Wikidata:Requests for permissions/Bot/OpenAlexBot
OpenAlexBot[edit]
OpenAlexBot (talk • contribs • new items • new lexemes • SUL • Block log • User rights log • User rights • xtools)
Operator: So9q (talk • contribs • logs)
Task/s: Import new scientific items from OpenAlex.
Code: https://github.com/dpriskorn/OpenAlexBot
Function details: Given a list of DOIs
- OpenAlexBot looks up the DOI in OpenAlex.
- If found it looks it up in Wikidata
- If not found, it imports the DOI as a new item.
It supports importing all these properties:
AUTHOR = "P50" AUTHOR_NAME_STRING = "P2093" CITES_WORK = "P2860" DOI = "P356" INSTANCE_OF = "P31" ISSUE = "P433" MAIN_SUBJECT = "P921" OPENALEX_ID = "P10283" PAGES = "P304" PMID = "P698" PUBLICATION_DATE = "P577" PUBLISHED_IN = "P1433" SERIES_ORDINAL = "P1545" # aka author position STATED_AS = "P1932" TITLE = "P1476" VOLUME = "P478"
It does not support: Whether a paper is retracted and LANGUAGE_OF_WORK = "P407" (information missing)
It can import an item in a few seconds and OpenAlex have about 60M items in total.
Most are still missing in WD so this bot could double the number of scientific papers in Wikidata. Because of the concerns surrounding the backend of WDQS the author suggests that the community decides which speed the import should be allowed to happen.
If you approve this bot please specify the speed e.g. 100 items/day (= 365.000 items a year) or 1000 items/day (= 3.650.000 items a year).
Caveats:
- Currently, it tries to detect the language of titles using langdetect. This unfortunately does not always work well because the title is too short to give a correct result. If anyone has a solution, I would be happy to change that.

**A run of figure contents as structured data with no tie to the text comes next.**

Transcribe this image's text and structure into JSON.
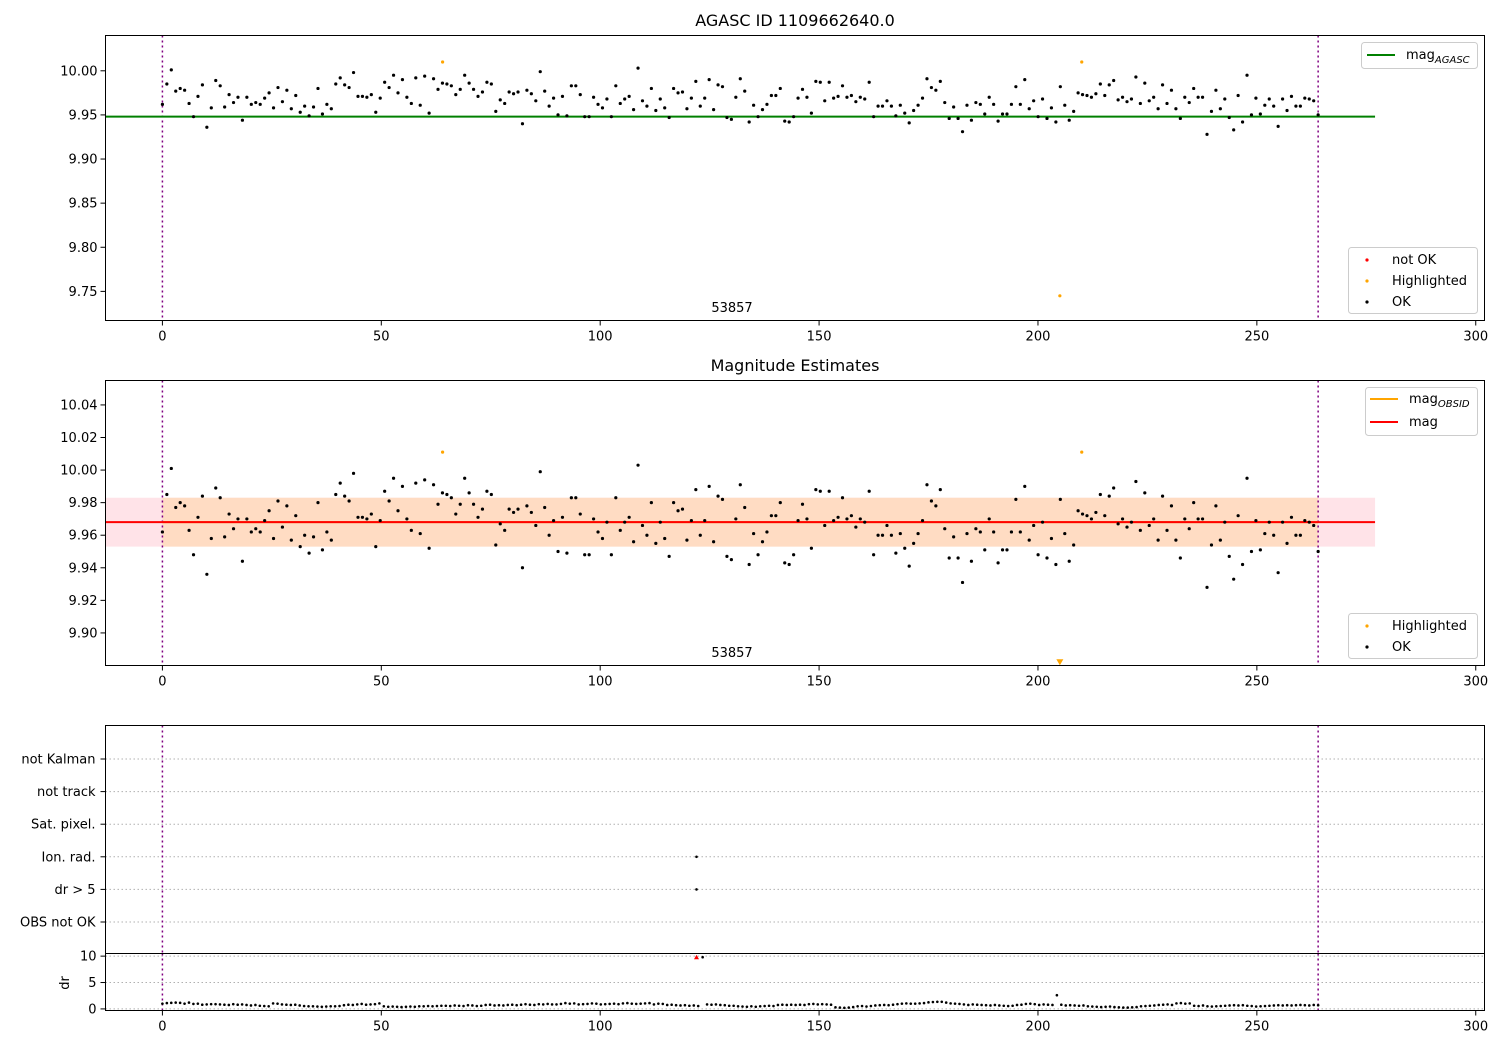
{
  "colors": {
    "ok": "#000000",
    "highlighted": "#ffa500",
    "not_ok": "#ff0000",
    "mag_agasc": "#008000",
    "mag": "#ff0000",
    "mag_obsid": "#ffa500",
    "band_outer": "#ffc0cb",
    "band_inner": "#ffdab9",
    "obs_boundary": "#800080",
    "grid": "#b0b0b0"
  },
  "x_ticks": [
    "0",
    "50",
    "100",
    "150",
    "200",
    "250",
    "300"
  ],
  "panel1": {
    "title": "AGASC ID 1109662640.0",
    "obsid_label": "53857",
    "y_ticks": [
      "10.00",
      "9.95",
      "9.90",
      "9.85",
      "9.80",
      "9.75"
    ],
    "legend_upper": {
      "mag_main": "mag",
      "mag_sub": "AGASC"
    },
    "legend_lower": [
      "not OK",
      "Highlighted",
      "OK"
    ]
  },
  "panel2": {
    "title": "Magnitude Estimates",
    "obsid_label": "53857",
    "y_ticks": [
      "10.04",
      "10.02",
      "10.00",
      "9.98",
      "9.96",
      "9.94",
      "9.92",
      "9.90"
    ],
    "legend_upper": {
      "mag_obsid_main": "mag",
      "mag_obsid_sub": "OBSID",
      "mag": "mag"
    },
    "legend_lower": [
      "Highlighted",
      "OK"
    ]
  },
  "panel3": {
    "flag_labels": [
      "not Kalman",
      "not track",
      "Sat. pixel.",
      "Ion. rad.",
      "dr > 5",
      "OBS not OK"
    ],
    "dr_ylabel": "dr",
    "dr_y_ticks": [
      "10",
      "5",
      "0"
    ]
  },
  "chart_data": [
    {
      "type": "scatter",
      "title": "AGASC ID 1109662640.0",
      "xlim": [
        -13,
        302
      ],
      "ylim": [
        9.717,
        10.04
      ],
      "x_ticks": [
        0,
        50,
        100,
        150,
        200,
        250,
        300
      ],
      "y_ticks": [
        10.0,
        9.95,
        9.9,
        9.85,
        9.8,
        9.75
      ],
      "annotation": {
        "text": "53857",
        "x": 132
      },
      "obs_boundaries": [
        0,
        264
      ],
      "mag_agasc": 9.948,
      "mag_agasc_x_range": [
        -13,
        277
      ],
      "series": [
        {
          "name": "not OK",
          "x": [],
          "y": []
        },
        {
          "name": "Highlighted",
          "x": [
            64,
            205,
            210
          ],
          "y": [
            10.01,
            9.745,
            10.01
          ]
        },
        {
          "name": "OK",
          "x_range": [
            0,
            264
          ],
          "y": [
            9.962,
            9.985,
            10.001,
            9.977,
            9.98,
            9.978,
            9.963,
            9.948,
            9.971,
            9.984,
            9.936,
            9.958,
            9.989,
            9.983,
            9.959,
            9.973,
            9.964,
            9.97,
            9.944,
            9.97,
            9.962,
            9.964,
            9.962,
            9.969,
            9.975,
            9.958,
            9.981,
            9.965,
            9.978,
            9.957,
            9.972,
            9.953,
            9.96,
            9.949,
            9.959,
            9.98,
            9.951,
            9.962,
            9.957,
            9.985,
            9.992,
            9.984,
            9.981,
            9.998,
            9.971,
            9.971,
            9.97,
            9.973,
            9.953,
            9.969,
            9.987,
            9.981,
            9.995,
            9.975,
            9.99,
            9.97,
            9.963,
            9.992,
            9.961,
            9.994,
            9.952,
            9.991,
            9.979,
            9.986,
            9.985,
            9.983,
            9.973,
            9.979,
            9.995,
            9.986,
            9.979,
            9.971,
            9.976,
            9.987,
            9.985,
            9.954,
            9.967,
            9.963,
            9.976,
            9.974,
            9.976,
            9.94,
            9.978,
            9.974,
            9.966,
            9.999,
            9.977,
            9.96,
            9.969,
            9.95,
            9.971,
            9.949,
            9.983,
            9.983,
            9.973,
            9.948,
            9.948,
            9.97,
            9.962,
            9.958,
            9.968,
            9.948,
            9.983,
            9.963,
            9.968,
            9.971,
            9.956,
            10.003,
            9.966,
            9.96,
            9.98,
            9.955,
            9.968,
            9.958,
            9.947,
            9.98,
            9.975,
            9.976,
            9.957,
            9.969,
            9.988,
            9.96,
            9.969,
            9.99,
            9.956,
            9.984,
            9.982,
            9.947,
            9.945,
            9.97,
            9.991,
            9.977,
            9.942,
            9.961,
            9.948,
            9.956,
            9.962,
            9.972,
            9.972,
            9.98,
            9.943,
            9.942,
            9.948,
            9.969,
            9.979,
            9.97,
            9.952,
            9.988,
            9.987,
            9.966,
            9.987,
            9.969,
            9.971,
            9.983,
            9.97,
            9.972,
            9.965,
            9.97,
            9.968,
            9.987,
            9.948,
            9.96,
            9.96,
            9.966,
            9.96,
            9.949,
            9.961,
            9.952,
            9.941,
            9.955,
            9.961,
            9.969,
            9.991,
            9.981,
            9.978,
            9.988,
            9.964,
            9.946,
            9.959,
            9.946,
            9.931,
            9.961,
            9.944,
            9.964,
            9.962,
            9.951,
            9.97,
            9.962,
            9.943,
            9.951,
            9.951,
            9.962,
            9.982,
            9.962,
            9.99,
            9.957,
            9.966,
            9.948,
            9.968,
            9.946,
            9.958,
            9.942,
            9.982,
            9.961,
            9.944,
            9.954,
            9.975,
            9.973,
            9.972,
            9.97,
            9.974,
            9.985,
            9.972,
            9.984,
            9.989,
            9.967,
            9.97,
            9.965,
            9.968,
            9.993,
            9.963,
            9.986,
            9.966,
            9.97,
            9.957,
            9.984,
            9.963,
            9.978,
            9.957,
            9.946,
            9.97,
            9.964,
            9.98,
            9.97,
            9.97,
            9.928,
            9.954,
            9.978,
            9.957,
            9.968,
            9.947,
            9.933,
            9.972,
            9.942,
            9.995,
            9.95,
            9.969,
            9.951,
            9.961,
            9.968,
            9.96,
            9.937,
            9.968,
            9.955,
            9.971,
            9.96,
            9.96,
            9.969,
            9.968,
            9.966,
            9.95
          ]
        }
      ],
      "legend": {
        "upper": "top-right",
        "lower": "bottom-right"
      }
    },
    {
      "type": "scatter",
      "title": "Magnitude Estimates",
      "xlim": [
        -13,
        302
      ],
      "ylim": [
        9.88,
        10.055
      ],
      "x_ticks": [
        0,
        50,
        100,
        150,
        200,
        250,
        300
      ],
      "y_ticks": [
        10.04,
        10.02,
        10.0,
        9.98,
        9.96,
        9.94,
        9.92,
        9.9
      ],
      "annotation": {
        "text": "53857",
        "x": 132
      },
      "obs_boundaries": [
        0,
        264
      ],
      "mag": 9.968,
      "mag_obsid": 9.968,
      "mag_x_range": [
        -13,
        277
      ],
      "band_outer": [
        9.953,
        9.983
      ],
      "band_inner": [
        9.953,
        9.983
      ],
      "band_inner_x_range": [
        0,
        264
      ],
      "series": [
        {
          "name": "Highlighted",
          "x": [
            64,
            205,
            210
          ],
          "y": [
            10.011,
            9.882,
            10.011
          ],
          "markers": [
            "point",
            "down-triangle",
            "point"
          ]
        },
        {
          "name": "OK",
          "same_as_panel": 1
        }
      ],
      "legend": {
        "upper": "top-right",
        "lower": "bottom-right"
      }
    },
    {
      "type": "scatter",
      "flags": {
        "categories": [
          "not Kalman",
          "not track",
          "Sat. pixel.",
          "Ion. rad.",
          "dr > 5",
          "OBS not OK"
        ],
        "points": [
          {
            "flag": "Ion. rad.",
            "x": 122
          },
          {
            "flag": "dr > 5",
            "x": 122
          }
        ]
      },
      "dr": {
        "ylabel": "dr",
        "ylim": [
          -0.3,
          10.5
        ],
        "y_ticks": [
          0,
          5,
          10
        ],
        "x_range": [
          0,
          264
        ],
        "values": [
          1.0,
          1.1,
          1.15,
          1.2,
          1.15,
          1.0,
          1.2,
          0.95,
          1.0,
          0.8,
          0.85,
          0.9,
          0.9,
          0.85,
          0.8,
          0.75,
          0.9,
          0.8,
          0.85,
          0.75,
          0.65,
          0.75,
          0.6,
          0.55,
          0.5,
          1.05,
          1.0,
          0.85,
          0.8,
          0.75,
          0.8,
          0.65,
          0.55,
          0.5,
          0.5,
          0.45,
          0.4,
          0.45,
          0.5,
          0.5,
          0.55,
          0.7,
          0.8,
          0.75,
          0.85,
          0.95,
          0.8,
          0.85,
          0.9,
          1.05,
          0.5,
          0.4,
          0.45,
          0.4,
          0.35,
          0.4,
          0.45,
          0.4,
          0.5,
          0.5,
          0.55,
          0.5,
          0.55,
          0.6,
          0.6,
          0.55,
          0.65,
          0.6,
          0.55,
          0.7,
          0.65,
          0.55,
          0.6,
          0.75,
          0.8,
          0.65,
          0.7,
          0.65,
          0.75,
          0.8,
          0.7,
          0.8,
          0.9,
          0.8,
          0.75,
          0.9,
          0.85,
          0.95,
          0.85,
          0.85,
          0.95,
          1.1,
          1.0,
          1.05,
          0.85,
          0.9,
          0.95,
          1.05,
          1.0,
          0.85,
          0.9,
          0.95,
          1.0,
          0.9,
          1.05,
          1.1,
          1.0,
          0.95,
          1.0,
          1.05,
          1.1,
          0.85,
          1.0,
          0.95,
          0.75,
          0.8,
          0.7,
          0.65,
          0.7,
          0.6,
          0.65,
          0.55,
          9.8,
          0.85,
          0.8,
          0.85,
          0.75,
          0.7,
          0.6,
          0.6,
          0.5,
          0.45,
          0.4,
          0.5,
          0.4,
          0.5,
          0.55,
          0.6,
          0.55,
          0.75,
          0.8,
          0.75,
          0.8,
          0.75,
          0.8,
          0.75,
          0.9,
          0.95,
          0.85,
          0.9,
          0.85,
          0.8,
          0.3,
          0.25,
          0.2,
          0.25,
          0.35,
          0.5,
          0.55,
          0.45,
          0.55,
          0.65,
          0.7,
          0.75,
          0.7,
          0.8,
          0.9,
          1.0,
          1.05,
          1.0,
          1.0,
          1.05,
          1.1,
          1.25,
          1.3,
          1.35,
          1.35,
          1.2,
          1.05,
          1.0,
          0.95,
          0.85,
          0.75,
          0.85,
          0.8,
          0.75,
          0.7,
          0.65,
          0.75,
          0.65,
          0.6,
          0.55,
          0.6,
          0.75,
          0.8,
          0.95,
          1.0,
          0.9,
          0.75,
          0.85,
          0.8,
          0.75,
          2.6,
          0.8,
          0.65,
          0.7,
          0.65,
          0.6,
          0.65,
          0.5,
          0.45,
          0.4,
          0.35,
          0.4,
          0.45,
          0.35,
          0.3,
          0.25,
          0.25,
          0.3,
          0.35,
          0.5,
          0.55,
          0.6,
          0.65,
          0.75,
          0.8,
          0.85,
          0.75,
          1.05,
          1.1,
          1.0,
          1.05,
          0.6,
          0.55,
          0.65,
          0.5,
          0.45,
          0.5,
          0.55,
          0.6,
          0.65,
          0.7,
          0.65,
          0.7,
          0.6,
          0.55,
          0.45,
          0.5,
          0.55,
          0.6,
          0.65,
          0.7,
          0.65,
          0.7,
          0.65,
          0.7,
          0.75,
          0.7,
          0.65,
          0.75,
          0.7
        ]
      },
      "highlighted_dr": {
        "x": [
          122
        ],
        "y": [
          9.8
        ],
        "color": "not_ok"
      },
      "obs_boundaries": [
        0,
        264
      ]
    }
  ]
}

E.g. we could get the language from another API or use "mul" as language code if that is available?
--So9q (talk) 11:09, 18 February 2022 (UTC)
- OpenAlex appears to be a an aggregator, wouldn't it be better to import the data from its primary sources? Also all of its sources isn't compatible with CC0. Abbe98 (talk) 12:03, 24 February 2022 (UTC)
- This is a valid point. However, that would probably require more programming effort, and the concepts found in OpenAlex are unique for this source AFAIK.
- Do we have a bot currently importing from Crossref? If not, I can write one using this bot as a skeleton.
- @Csisc would you be willing to propose a new task for @OpenCitations Bot to import new items also now that WMF have a disaster plan? So9q (talk) 10:05, 25 February 2022 (UTC)
- @So9q: Probably not. Let us see the discussion on solving this matter. --Csisc (talk) 10:28, 26 February 2022 (UTC)